The empirical method most commonly used to determine amino acid responses in growing poultry involves the addition of graded supplements of the amino acid under test to a basal diet deficient in that amino acid (D'Mello, 1982). These graded additions are accomplished with the crystalline form of the amino acid. A number of criteria must be fulfilled for satisfactory results. It is imperative that the basal diet is sufficiently deficient in the amino acid under investigation and that graded doses of the pure amino acid are employed to generate a smooth and full response curve encompassing both growth-limiting doses and those that elicit a maximum response. It follows that data derived from supplementation experiments involving just one or two additions or those from bioassays which lack maximum response values are unsuitable for assessing optimal economic doses. In certain instances it may be necessary to use different combinations of those amino acids involved in antagonistic relationships. The measurement of food intake is essential for complete interpretation of data. Providing these criteria are satisfied, the response curve may be used to estimate optimal doses for given rates of growth or food efficiency. In addition, the response curve may be used to determine estimates of slope and plateau values required as important components for the Reading model (Fisher, 1994).

Diet-dilution technique

Fisher and Morris (1970) proposed an alternative empirical method based on the sequential dilution of a high-protein 'summit' diet with an isoenergetic protein-free mixture. This method has been described at length in Chapter 7 since the technique relies on the deliberate creation of an imbalance in the summit diet. The imbalance is accomplished by maintaining large dietary excesses of all essential amino acids except the one under test, which is fixed at a markedly lower level.

Limitations

Neither method is without its limitations. In particular, the graded supplementation technique has been criticized on several counts (Fisher and Morris, 1970; Gous, 1980). Firstly, it is claimed that that dietary amino acid balance changes with each successive dose of the limiting amino acid and that the response may be influenced by this factor. The exact mechanism by which changing amino acid balance might affect the response has never been amplified by the critics. Sines any change in amino acid balance would affect food intake rather than the efficiency of utilization of the limiting amino acid (see Chapter 7), the first criticism may be discounted. It is also argued that at high levels of supplementation, the amino acid under test may no longer be first-limiting and that further responses to that amino acid might be prevented by the second-limiting amino acid(s). An additional criticism centres on the alleged difficulty in devising a suitable basal diet which is sufficiently deficient to allow the use of a wide range of input levels of the limiting amino acid. The final criticism relates to the cost of certain synthetic amino acids which, Gous (1980) maintains, might prevent supplementation studies with the more expensive amino acids.

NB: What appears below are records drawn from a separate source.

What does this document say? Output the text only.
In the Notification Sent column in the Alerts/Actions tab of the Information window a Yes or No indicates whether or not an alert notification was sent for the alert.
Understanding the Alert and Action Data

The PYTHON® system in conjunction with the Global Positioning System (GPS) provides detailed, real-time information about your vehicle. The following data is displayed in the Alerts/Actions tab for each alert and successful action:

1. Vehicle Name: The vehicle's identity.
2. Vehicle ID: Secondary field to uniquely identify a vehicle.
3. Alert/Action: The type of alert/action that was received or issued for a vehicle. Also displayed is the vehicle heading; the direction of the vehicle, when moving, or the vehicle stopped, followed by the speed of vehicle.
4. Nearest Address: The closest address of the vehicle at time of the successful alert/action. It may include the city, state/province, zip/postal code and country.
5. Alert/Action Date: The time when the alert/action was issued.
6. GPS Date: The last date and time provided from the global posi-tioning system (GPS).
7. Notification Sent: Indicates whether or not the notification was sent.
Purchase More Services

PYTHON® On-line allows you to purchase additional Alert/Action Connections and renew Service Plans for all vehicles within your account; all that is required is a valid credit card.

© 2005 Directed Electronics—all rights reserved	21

It is argued that none of the disadvantages just described apply to the diet-dilution technique. Indeed, Fisher and Morris (1970) claimed that this technique satisfied 'all the requirements for a successful assay' and Gous (1980) described it as an 'improved method'. These assertions imply that the diet-dilution technique is capable of yielding more valid response data than the graded supplementation method but no evidence has yet emerged to substantiate this claim.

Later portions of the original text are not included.